Amino acid substitutions in the swIAV surface glycoproteins over time. (A) Amino acid substitutions in HA of flow 1 weaner unit pH1N1 clade 1A.3.3.2 strains. Consensus sequences were derived from strains isolated during the first 6 months of the study. Deviations from the consensus are highlighted. Grey highlights indicate substitutions that were detected during a single time-point. Red highlights represent substitutions detected during two or more time-points. HA numbering is according to HA0, following cleavage of the 17-residue signal sequence. (B) HA homology model of A/swine/Northern Ireland/2012- 08/2021 (flow 1 weaner unit pH1N1 clade 1A.3.3.2, collection date April 2021). HA1 domain (cyan) and HA2 domain (green) from a single monomer is highlighted with locations of major substitutions indicated in red. (C) Surface rendering of A/swine/Northern Ireland/2012-08/2021 HA homology model. Antigenic sites indicated: Sa (blue), Sb (pink), Ca1 (orange), Ca2 (green), and Cb (purple). Locations of major substitutions highlighted in red. (D) Amino acid substitutions in HA of flow 2 weaner unit H1N2 clade 1B.2 strains. (E) HA homology models of A/swine/Northern Ireland/2006-10/2021 (flow 2 weaner unit H1N2 clade 1B.2, collection date March 2021). HA1 domain (cyan) and HA2 domain (green) from a single monomer is highlighted with locations of major substitutions indicated in red. (F) Surface rendering of A/swine/Northern Ireland/2006-10/2021 HA homology model. Antigenic sites indicated: Sa (blue), Sb (pink), Ca1 (orange), Ca2 (green), and Cb (purple). Locations of major substitutions highlighted in red. The location of buried residues, not visible in surface renderings, is indicated by a dashed circle. (G) NA homology model of A/swine/Northern Ireland/2006-10/2021. Mem5 epitope (cyan), monoclonal antibody escape mutations (blue). Locations of major substitutions indicated in red.

Figure 5.

Evolution of the six internal gene segments.

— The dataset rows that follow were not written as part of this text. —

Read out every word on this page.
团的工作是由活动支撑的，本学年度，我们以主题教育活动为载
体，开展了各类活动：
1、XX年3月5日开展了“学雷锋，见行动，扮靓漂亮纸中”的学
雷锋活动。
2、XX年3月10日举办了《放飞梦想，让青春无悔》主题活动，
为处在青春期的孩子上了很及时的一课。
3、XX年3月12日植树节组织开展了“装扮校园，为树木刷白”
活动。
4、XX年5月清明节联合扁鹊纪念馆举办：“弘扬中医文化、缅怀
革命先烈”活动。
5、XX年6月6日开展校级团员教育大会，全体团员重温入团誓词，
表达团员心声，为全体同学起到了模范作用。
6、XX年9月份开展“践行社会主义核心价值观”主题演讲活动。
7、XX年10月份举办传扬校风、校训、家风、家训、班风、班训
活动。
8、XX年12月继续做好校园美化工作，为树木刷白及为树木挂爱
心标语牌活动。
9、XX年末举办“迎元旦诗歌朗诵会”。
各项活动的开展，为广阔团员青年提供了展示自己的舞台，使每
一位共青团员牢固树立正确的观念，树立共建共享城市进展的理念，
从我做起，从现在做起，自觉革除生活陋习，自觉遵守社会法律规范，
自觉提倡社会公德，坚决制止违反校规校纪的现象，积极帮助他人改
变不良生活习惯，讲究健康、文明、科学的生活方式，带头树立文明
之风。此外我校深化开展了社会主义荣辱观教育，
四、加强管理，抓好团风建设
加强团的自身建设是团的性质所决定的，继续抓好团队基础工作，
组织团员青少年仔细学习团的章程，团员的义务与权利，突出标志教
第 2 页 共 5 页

Amino acid substitutions in the major products of the six internal gene segments of (A) flow 1 weaner unit pH1N1strains and (B) flow 2 weaner unit H1N2 strains. Consensus sequences were derived from strains isolated during the first 6 months of the study. Deviations from the consensus are highlighted. Grey highlights indicate substitutions that were detected during a single time-point. Red highlights represent substitutions detected during two or more time-points. Purple blocks indicate reassortment of segments. (C) Maximum likelihood phylogenetic tree of all pH1N1 and H1N2 sequences obtained based on complete PB2 coding sequences, with 1,000 bootstrap replications. Trees colour-coded according to the sub-type/strain: pH1N1 flow 1 strains (orange), pH1N1 flow 2 strain (purple), and H1N2 (green). Arrow indicates a reassortant H1N2, containing internal gene segments from pH1N1 flow 1 strains. (D) Schematic of the internal gene constellations of all sequenced strains.